Par cette requête, des mémoires et des pièces complémentaires, enregistrés le 22 décembre 2025 ainsi que les 6, le 15 et le 16 janvier 2026 à 13h11, M. D… E… A…, représenté par Me Place, demande au tribunal, dans le dernier état de ses écritures :
1°) d’annuler l’arrêté du 20 décembre 2025 par lequel le préfet de la Seine-Saint-Denis l’a obligé à quitter le territoire français sans délai, a désigné le pays de renvoi et a interdit son retour sur le territoire français pour une durée de deux ans ;
2°) d’enjoindre à l’administration de prendre toute mesure propre à mettre fin à son signalement dans le Système d’Information Schengen, dans le délai d’un mois et sous astreinte de 150 euros par jour de retard ;
3°) d’enjoindre au préfet territorialement compétent de le munir d’une autorisation provisoire de séjour, dans le délai de huit jours et sous astreinte de 150 euros par jour de retard, et de réexaminer sa situation dans le délai d’un mois à compter de la même notification ;
4°) de mettre à la charge de l’Etat une somme de 2 400 euros, à verser à son conseil en application de l’article L. 761-1 du code de justice administrative et de l’article 37 de la loi du 10 juillet 1991.
Il soutient que :
- sa requête est recevable dès lors que, placé en centre de rétention administrative, il n’a pu accéder ni à son téléphone, ni à une association, tandis que son éducateur n’a été informé que tardivement ;
Sur la décision portant obligation de quitter le territoire français :
- il n’est pas justifié de la compétence de son auteur ;
- cette décision est dépourvue de base légale dès lors qu’il a saisi les services de la préfecture de la Seine-Saint-Denis d’une demande de titre de séjour en cours d’instruction, pour laquelle le préfet n’a effectué aucune vérification préalable ;
- elle n’est pas suffisamment motivée et est entachée d’un défaut d’examen réel et sérieux de sa situation personnelle ;
- elle a été édictée en méconnaissance de son droit d’être entendu, alors que placé en garde à vue, il n’a pas été mis en mesure de contacter ses proches afin de réunir des justificatifs de sa situation personnelle, qui auraient été utiles à l’analyse de sa situation ;
- elle est entachée d’une erreur de droit, dès lors que sa demande d’admission au séjour en qualité de jeune majeur pris en charge par l’aide sociale à l’enfance est en cours d’instruction ;
- elle méconnaît les dispositions de l’article L. 435-3 du code de l’entrée et du séjour des étrangers et du droit d’asile, alors qu’il remplit l’ensemble des conditions pour obtenir la délivrance d’un titre de séjour sur ce fondement ;
- elle est entachée d’une erreur manifeste d’appréciation et est contraire aux stipulations de l’article 8 de la convention européenne de sauvegarde des droits de l’homme et des libertés fondamentales, alors qu’il est entré en France mineur, qu’il est pris en charge en qualité de jeune majeur et poursuit ses études en formation professionnelle de plomberie.
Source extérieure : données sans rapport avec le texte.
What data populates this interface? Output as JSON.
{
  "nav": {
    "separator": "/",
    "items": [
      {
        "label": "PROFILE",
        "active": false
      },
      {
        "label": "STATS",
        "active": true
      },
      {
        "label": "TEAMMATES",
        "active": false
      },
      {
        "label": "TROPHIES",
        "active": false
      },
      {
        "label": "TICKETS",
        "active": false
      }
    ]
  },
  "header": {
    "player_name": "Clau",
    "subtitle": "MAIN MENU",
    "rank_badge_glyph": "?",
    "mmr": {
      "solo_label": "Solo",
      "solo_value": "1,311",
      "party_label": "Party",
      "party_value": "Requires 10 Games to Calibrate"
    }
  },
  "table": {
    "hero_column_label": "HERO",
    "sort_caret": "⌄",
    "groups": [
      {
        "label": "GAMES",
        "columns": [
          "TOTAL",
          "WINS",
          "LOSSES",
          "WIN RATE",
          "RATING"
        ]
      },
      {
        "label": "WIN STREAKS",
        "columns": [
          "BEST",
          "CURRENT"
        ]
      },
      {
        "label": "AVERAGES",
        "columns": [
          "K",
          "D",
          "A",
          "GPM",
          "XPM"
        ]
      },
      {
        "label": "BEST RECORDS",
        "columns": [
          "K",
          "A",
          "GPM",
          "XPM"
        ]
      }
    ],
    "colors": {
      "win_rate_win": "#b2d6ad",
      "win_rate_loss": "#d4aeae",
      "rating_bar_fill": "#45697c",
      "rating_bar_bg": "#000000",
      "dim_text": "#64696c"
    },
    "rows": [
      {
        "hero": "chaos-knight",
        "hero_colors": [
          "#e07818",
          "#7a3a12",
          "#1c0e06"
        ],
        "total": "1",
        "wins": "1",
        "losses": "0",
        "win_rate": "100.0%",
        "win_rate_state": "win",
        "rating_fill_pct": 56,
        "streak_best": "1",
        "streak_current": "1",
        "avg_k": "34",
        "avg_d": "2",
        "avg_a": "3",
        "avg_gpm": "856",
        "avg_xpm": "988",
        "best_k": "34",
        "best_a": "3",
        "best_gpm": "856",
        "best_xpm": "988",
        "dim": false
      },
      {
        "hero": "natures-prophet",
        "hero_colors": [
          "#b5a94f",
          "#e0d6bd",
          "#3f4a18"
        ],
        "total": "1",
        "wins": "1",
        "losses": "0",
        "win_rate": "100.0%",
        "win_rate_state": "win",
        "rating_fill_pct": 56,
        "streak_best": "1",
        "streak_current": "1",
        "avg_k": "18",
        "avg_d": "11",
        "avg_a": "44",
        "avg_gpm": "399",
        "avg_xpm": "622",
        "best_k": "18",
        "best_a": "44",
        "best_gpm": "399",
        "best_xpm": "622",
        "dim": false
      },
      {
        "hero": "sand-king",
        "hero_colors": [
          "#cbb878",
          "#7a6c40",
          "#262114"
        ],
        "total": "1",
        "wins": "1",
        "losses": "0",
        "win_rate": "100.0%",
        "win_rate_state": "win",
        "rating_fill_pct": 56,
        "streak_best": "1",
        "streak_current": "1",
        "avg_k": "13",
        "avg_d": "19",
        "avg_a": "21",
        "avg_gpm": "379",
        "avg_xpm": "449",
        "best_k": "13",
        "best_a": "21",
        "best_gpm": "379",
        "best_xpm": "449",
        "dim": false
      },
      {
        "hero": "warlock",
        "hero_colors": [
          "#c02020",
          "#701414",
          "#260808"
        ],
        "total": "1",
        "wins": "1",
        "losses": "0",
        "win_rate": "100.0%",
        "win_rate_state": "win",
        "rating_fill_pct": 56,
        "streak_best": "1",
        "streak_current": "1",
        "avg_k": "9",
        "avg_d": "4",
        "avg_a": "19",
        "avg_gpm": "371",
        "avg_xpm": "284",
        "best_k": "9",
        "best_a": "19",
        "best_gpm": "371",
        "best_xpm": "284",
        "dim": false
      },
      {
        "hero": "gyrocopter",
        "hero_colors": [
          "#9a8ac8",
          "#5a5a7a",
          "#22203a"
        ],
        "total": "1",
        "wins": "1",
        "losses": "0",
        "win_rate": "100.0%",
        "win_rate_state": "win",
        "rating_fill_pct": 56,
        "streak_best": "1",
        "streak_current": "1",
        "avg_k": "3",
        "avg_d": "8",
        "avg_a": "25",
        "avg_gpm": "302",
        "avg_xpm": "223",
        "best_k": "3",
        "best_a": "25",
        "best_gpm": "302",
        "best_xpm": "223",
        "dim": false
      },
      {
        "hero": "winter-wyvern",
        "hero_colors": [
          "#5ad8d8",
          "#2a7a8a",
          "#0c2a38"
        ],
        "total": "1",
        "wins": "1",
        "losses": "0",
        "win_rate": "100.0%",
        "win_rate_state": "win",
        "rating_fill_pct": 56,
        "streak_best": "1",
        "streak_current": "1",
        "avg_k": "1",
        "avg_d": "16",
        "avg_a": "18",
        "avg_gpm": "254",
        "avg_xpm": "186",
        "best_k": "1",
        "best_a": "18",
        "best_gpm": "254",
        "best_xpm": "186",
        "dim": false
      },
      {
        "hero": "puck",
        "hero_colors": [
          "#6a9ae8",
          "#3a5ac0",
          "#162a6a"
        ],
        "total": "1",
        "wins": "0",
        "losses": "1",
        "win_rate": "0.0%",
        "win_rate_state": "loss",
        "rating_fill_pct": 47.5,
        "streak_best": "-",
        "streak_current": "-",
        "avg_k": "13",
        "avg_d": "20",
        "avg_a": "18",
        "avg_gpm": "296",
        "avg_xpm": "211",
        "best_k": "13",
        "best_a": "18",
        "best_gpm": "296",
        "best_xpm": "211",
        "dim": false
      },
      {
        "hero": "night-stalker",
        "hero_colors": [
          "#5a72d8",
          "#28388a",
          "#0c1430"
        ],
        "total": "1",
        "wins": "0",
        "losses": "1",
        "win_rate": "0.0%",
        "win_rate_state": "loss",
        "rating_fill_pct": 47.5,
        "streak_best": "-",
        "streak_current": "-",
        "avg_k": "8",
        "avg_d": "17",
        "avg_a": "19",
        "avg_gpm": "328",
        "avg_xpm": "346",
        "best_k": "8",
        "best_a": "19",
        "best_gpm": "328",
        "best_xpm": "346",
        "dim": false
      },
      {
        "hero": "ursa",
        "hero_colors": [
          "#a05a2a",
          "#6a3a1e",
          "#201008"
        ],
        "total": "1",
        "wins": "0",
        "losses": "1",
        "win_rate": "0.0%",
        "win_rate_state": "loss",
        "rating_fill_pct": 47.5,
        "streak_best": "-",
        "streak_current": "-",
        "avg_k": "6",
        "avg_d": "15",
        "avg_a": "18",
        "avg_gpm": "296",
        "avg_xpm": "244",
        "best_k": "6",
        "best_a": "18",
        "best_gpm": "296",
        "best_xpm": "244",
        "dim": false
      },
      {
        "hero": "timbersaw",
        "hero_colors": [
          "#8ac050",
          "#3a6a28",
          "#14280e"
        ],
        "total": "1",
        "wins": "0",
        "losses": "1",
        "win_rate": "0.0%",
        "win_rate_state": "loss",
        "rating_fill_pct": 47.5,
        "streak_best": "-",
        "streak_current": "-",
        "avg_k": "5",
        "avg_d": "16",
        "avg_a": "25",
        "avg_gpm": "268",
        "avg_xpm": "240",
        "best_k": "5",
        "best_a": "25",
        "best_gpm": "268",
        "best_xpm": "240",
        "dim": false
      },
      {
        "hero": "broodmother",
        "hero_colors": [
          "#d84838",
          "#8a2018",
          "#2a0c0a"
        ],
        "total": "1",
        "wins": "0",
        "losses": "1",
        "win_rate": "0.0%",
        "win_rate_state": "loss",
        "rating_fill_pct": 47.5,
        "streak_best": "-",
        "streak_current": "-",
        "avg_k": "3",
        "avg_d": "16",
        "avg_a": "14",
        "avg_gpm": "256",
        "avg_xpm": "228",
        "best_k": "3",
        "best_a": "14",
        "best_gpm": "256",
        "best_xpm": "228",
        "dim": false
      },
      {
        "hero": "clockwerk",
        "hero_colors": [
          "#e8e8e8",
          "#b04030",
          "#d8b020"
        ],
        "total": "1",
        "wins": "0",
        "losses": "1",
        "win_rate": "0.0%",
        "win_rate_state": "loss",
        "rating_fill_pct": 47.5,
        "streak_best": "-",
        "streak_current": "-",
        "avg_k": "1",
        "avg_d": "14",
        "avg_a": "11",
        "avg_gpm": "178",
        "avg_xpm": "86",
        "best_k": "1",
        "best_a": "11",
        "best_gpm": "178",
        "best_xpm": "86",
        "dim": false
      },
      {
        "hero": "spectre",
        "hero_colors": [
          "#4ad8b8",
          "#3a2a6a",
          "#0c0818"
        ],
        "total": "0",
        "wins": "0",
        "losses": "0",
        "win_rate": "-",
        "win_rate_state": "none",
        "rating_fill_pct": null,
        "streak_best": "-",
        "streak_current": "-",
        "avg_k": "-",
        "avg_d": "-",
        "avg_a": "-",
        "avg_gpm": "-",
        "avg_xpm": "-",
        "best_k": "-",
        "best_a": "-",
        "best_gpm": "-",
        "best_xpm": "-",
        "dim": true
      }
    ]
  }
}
Sur la décision portant refus de délai de départ volontaire :
- l’illégalité de cette décision entraîne celle de la décision portant obligation de quitter le territoire français, ainsi qu’en a jugé la Cour de Justice de l’Union européenne dans un arrêt C-636/23 du 1er août 2025 ;
- elle n’est pas suffisamment motivée ;
- elle est entachée d’une erreur manifeste d’appréciation.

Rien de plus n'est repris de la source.